Submitted to: bioRxiv
Publication Type: Pre-print Publication
Publication Acceptance Date: 8/21/2024
Publication Date: 8/21/2024
Citation: Jones, B.M., Webb, A.E., Geib, S.M., Sim, S.B., Schweizer, R.M., Branstetter, M.G., Evans, J.D., Kocher, S.D. 2024. Repeated shifts in sociality are associated with fine-tuning of highly conserved and lineage-specific enhancers in a socially flexible bee. bioRxiv. https://doi.org/10.1101/2024.08.15.608154.
DOI: https://doi.org/10.1101/2024.08.15.608154

Interpretive Summary: Lasioglossum albipes is a sweat bee species that exists in both solitary and social forms. Here we present a chromosome scale genome assembly and annotation of this species and apply a sequining technique to characterize the architecture of transcriptional enhancers, between social and solitary individuals of this species. Enhancers are components of the genome that can modify the expression of specific genes over time and localization within a organism. It is thought that changes in these regulatory controllers can explain some of the physiological and behavioral differences between soliary and social individuals in this species. By comparing the profiles of enhancer sequences identified in this study, 1182 putative enhancers shows significant difference between the social and solitary populations. This study provides foundational evidence of how regulatory regions across the genome can be playing a role in sociality within this species, and potentially across bees more generally.
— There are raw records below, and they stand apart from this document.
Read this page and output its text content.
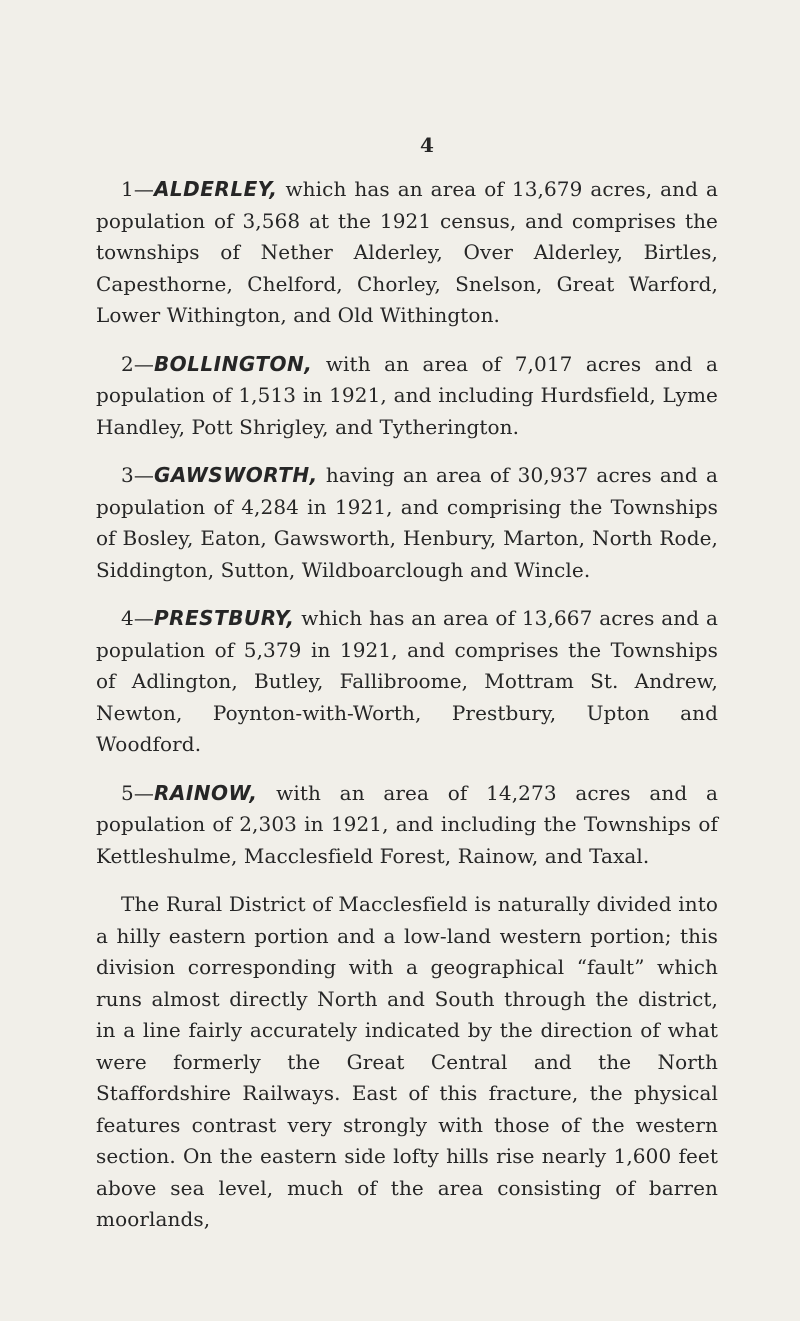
4

1—ALDERLEY, which has an area of 13,679 acres, and a population of 3,568 at the 1921 census, and comprises the townships of Nether Alderley, Over Alderley, Birtles, Capesthorne, Chelford, Chorley, Snelson, Great Warford, Lower Withington, and Old Withington.

2—BOLLINGTON, with an area of 7,017 acres and a population of 1,513 in 1921, and including Hurdsfield, Lyme Handley, Pott Shrigley, and Tytherington.

3—GAWSWORTH, having an area of 30,937 acres and a population of 4,284 in 1921, and comprising the Townships of Bosley, Eaton, Gawsworth, Henbury, Marton, North Rode, Siddington, Sutton, Wildboarclough and Wincle.

4—PRESTBURY, which has an area of 13,667 acres and a population of 5,379 in 1921, and comprises the Townships of Adlington, Butley, Fallibroome, Mottram St. Andrew, Newton, Poynton-with-Worth, Prestbury, Upton and Woodford.

5—RAINOW, with an area of 14,273 acres and a population of 2,303 in 1921, and including the Townships of Kettleshulme, Macclesfield Forest, Rainow, and Taxal.

The Rural District of Macclesfield is naturally divided into a hilly eastern portion and a low-land western portion; this division corresponding with a geographical “fault” which runs almost directly North and South through the district, in a line fairly accurately indicated by the direction of what were formerly the Great Central and the North Staffordshire Railways. East of this fracture, the physical features contrast very strongly with those of the western section. On the eastern side lofty hills rise nearly 1,600 feet above sea level, much of the area consisting of barren moorlands,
Technical Abstract: Comparative genomics studies of social insects suggest that changes in gene regulation are associated with evolutionary transitions in social behavior, but the activity of predicted regulatory regions has not been tested empirically. We used STARR-seq, a high-throughput enhancer discovery tool, to identify and measure the activity of enhancers in the socially variable sweat bee, Lasioglossum albipes. We identified over 36,000 enhancers in the L. albipes genome from three social and three solitary populations. Many enhancers were identified in only a subset of populations, revealing rapid divergence in regulatory regions of L. albipes. Population-specific enhancers were often proximal to the same genes across populations, suggesting compensatory gains and losses of regulatory regions may preserve gene activity. We also identified 1182 enhancers with significant differences in activity between social and solitary populations, some of which are conserved regulatory regions across species of bees. These results indicate that social trait variation in L. albipes is driven both by the fine-tuning of ancient enhancers as well as lineage-specific regulatory changes. Combining enhancer activity with population genetics data of the same populations revealed genetic variants associated with differences in enhancer activity and identified a subset of differential enhancers with signatures of selection associated with social behavior. Together, these results provide the first empirical map of enhancers in a socially flexible bee and highlight links between cis-regulatory variation and the evolution of social behavior.